Vendée Globe. Louis Burton un homme heureux

Louis Burton réalise un Vendée Globe exceptionnel. Il vient de passer le cap Horn à la 6e place mais peut viser plus haut.

Que d’avaries, que de tourments sur la longue route vers Les Sables d’Olonne… Joint ce soir, pile poil après son passage du Horn à 18h14 (heure française), Louis Burton s’est lâché au sens propre du terme : « J’ai réussi, alors que mille fois j’aurais pu abandonner. Je suis là et bien là. En chasse pour la cinquième place ! ». Le skipper de Bureau Vallée 2 va sans aucun doute rester dans les annales de ce 9ème Vendée Globe par sa détermination à toute épreuve… Confidences au large du Horn.

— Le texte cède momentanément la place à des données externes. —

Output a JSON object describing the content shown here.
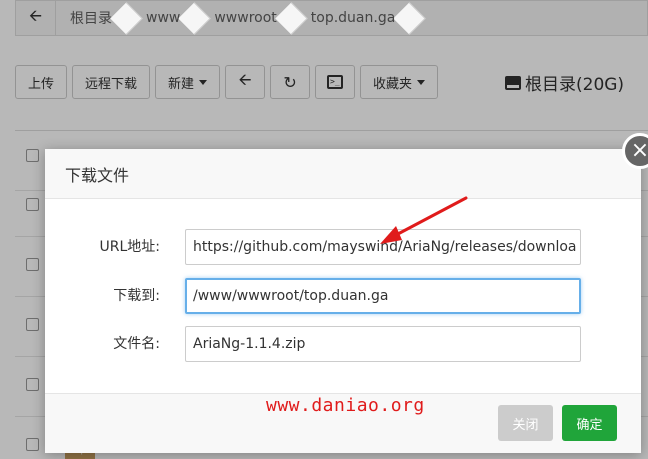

Dans des conditions musclées, par un froid de canard, Louis Burton garde sa verve, son humour. Il sait pourquoi il est là, ne se plaint jamais et force notre admiration. « Je me suis interdit de penser que le Horn, c’était la délivrance. Mon expérience d’il y a quatre ans, me fait dire que c’est loin d’être terminé. Et pourtant, je suis un homme heureux. La terre n’est plus loin, je ne me sens plus seul, c’est agréable de se dire que nous allons vers des latitudes plus agréables » confie Louis, diablement prolixe ce soir. On ne l’arrête plus d’ailleurs ! Il revient sur Macquarie, se disant que sa dernière heure de course était venue un certain 20 décembre : « C’est fou, j’étais deuxième de la course le 3 décembre, et ensuite les ennuis se sont enchaînés. Ce capteur qui me met en rideau, je casse ma grand-voile, les voiles d’avant. J’y passe des heures. Et puis mon équipe insiste. Une petite lumière. Un moment insensé qui me plaisait bien finalement : réparer au milieu de nulle part alors que je déteste monter au mât » raconte Louis ce soir, bonnet sur la tête, dans un boucan d’enfer au large du Horn. Oui, Louis Burton a bien fait et s’est surpassé pour aller crocheter en haut du mât et remplacer ce fichu rail qui l’empêchait de revenir dans la course. Oh il aurait pu « finir » sa course, mais non « Je m’étais fixé cet objectif de finir dans le top 5. J’ai pensé à mes enfants, ma femme Servane et mon équipe technique . J’ai continué pour ça. »

7 000 milles jusqu’aux Sables d’Olonne

Il ne faut pas se leurrer. Les skippers et les bateaux ont enduré près de 20 000 milles depuis le départ le 8 novembre dernier. Bonshommes et leur monture fatiguent. Louis a d’ailleurs trop dormi hier : « J’étais cramé. J’avais mis le réveil pour deux heures de repos, et je n’ai rien entendu, j’ai dormi 4 heures. Résultat : j’ai mordu la ZEA (ndlr : Zone d’Exclusion Antarctique imposée par la direction de course pour la sécurité des marins). Bon, ça aurait pu être pire, mais on voit nos limites. » confie le skipper de Bureau Vallée 2 qui a perdu 25 minutes le temps de faire demi-tour par le point où il était passé. Voilà donc Louis Burton 6ème au cap Horn, 24 milles derrière Benjamin Dutreux ! Tout est encore possible sur cette remontée de l’Atlantique Sud qui s’annonce très compliquée. Louis Burton le sait et va prendre les jours les uns après les autres : « Je sais qu’il y aura des coups à jouer. Je suis plus que jamais d’attaque pour me battre jusqu’à l’arrivée aux Sables d’Olonne» . Bravo Louis!